Bert Wolfe was a widely respected and highly influential turf reporter, taking his famous by-line, ‘cardigan’ from the 1903 Melbourne Cup winner Lord cardigan, which his grandfather John Mayo bred at Heatherbrae, north of Maitland. Wolfe was present at the foaling of Lord Nolan, another of his grandfather’s horses, which won the cup in 1908.
Enlisting in the Australian Imperial Force in September 1916, Wolfe served with the 6th Field Artillery Brigade in France in 1917/18. After the war he commenced veterinary studies, but abandoned them when his grandfather persuaded the sporting editor of the Sydney Daily Telegraph to take him on as a racing assistant. By 1923 Wolfe was racing editor of the Sydney Referee, spending the next four years as sports editor of the Melbourne Argus. In 1927 he left journalism to become chairman of the Stipendiary Stewards of the Queensland Turf Club. Three years later he resumed his career as a journalist, writing for several Sydney newspapers until Sir Keith Murdoch, owner of the Melbourne Herald, told him that he wanted ‘the best racing writer in Australia’. ‘You’re looking at him’, was the reply. As turf editor from 1933, Wolfe covered 21 Melbourne Cups for the Herald. At the end of each cup he secured a phone and, within an hour, dictated 4000 words of copy from a few shorthand jottings in his racebook.
Wolfe was involved in some of the most dramatic incidents in Australian turf history. In 1932 he accompanied Phar Lap to Mexico where the horse won the Agua Caliente Handicap. Wolfe obtained permission to land an aeroplane at the course so that he could fly to San Diego, California, to cable the story home. A fortnight later he was present when the gelding died. He attended the post-mortem and resolutely believed thereafter that Phar Lap had been poisoned.
In 1934 Wolfe exposed a notorious fraud. Racing under different names in three states, the Sydney horse Erbie (as Redlock) landed heavy betting plunges. Wolfe travelled to Kadina, South Australia, saw the horse win and announced in the Herald that “Redlock is a ring-in”.
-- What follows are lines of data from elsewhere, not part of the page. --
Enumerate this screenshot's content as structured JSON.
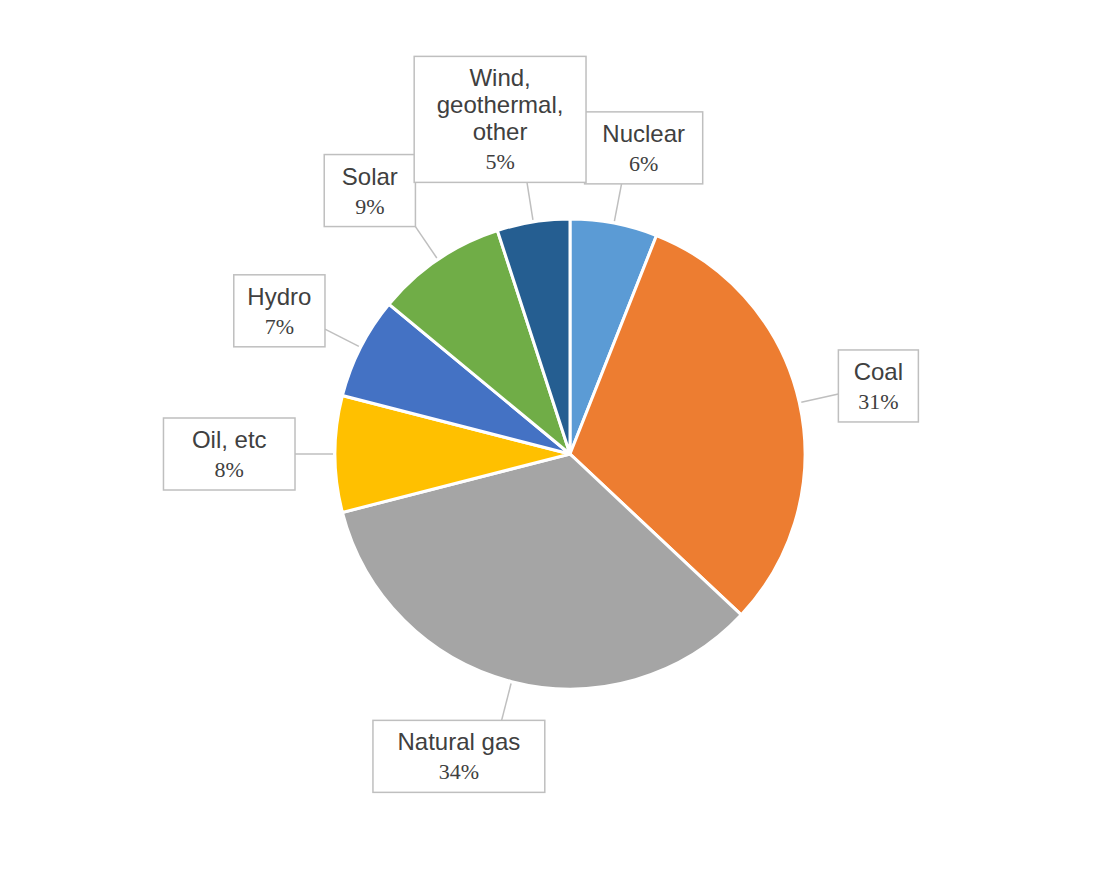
{
  "chart_data": {
    "type": "pie",
    "categories": [
      "Nuclear",
      "Coal",
      "Natural gas",
      "Oil, etc",
      "Hydro",
      "Solar",
      "Wind, geothermal, other"
    ],
    "values": [
      6,
      31,
      34,
      8,
      7,
      9,
      5
    ],
    "value_labels": [
      "6%",
      "31%",
      "34%",
      "8%",
      "7%",
      "9%",
      "5%"
    ],
    "colors": [
      "#5b9bd5",
      "#ed7d31",
      "#a5a5a5",
      "#ffc000",
      "#4472c4",
      "#70ad47",
      "#255e91"
    ],
    "data_labels": true
  }
}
‘cardigan’ was recognised as Australia’s leading turf writer. His renowned instincts for horses of quality led to a commission to buy brood-mares for Sol Green in England in 1938. Sir Ross Grey-Smith, chairman of the Victoria Racing Club, occasionally clashed with him, but praised his “fearless and sometimes ruthless criticism”. Wolfe was “much more than a wonderfully skilled reporter … he had a detective instinct”.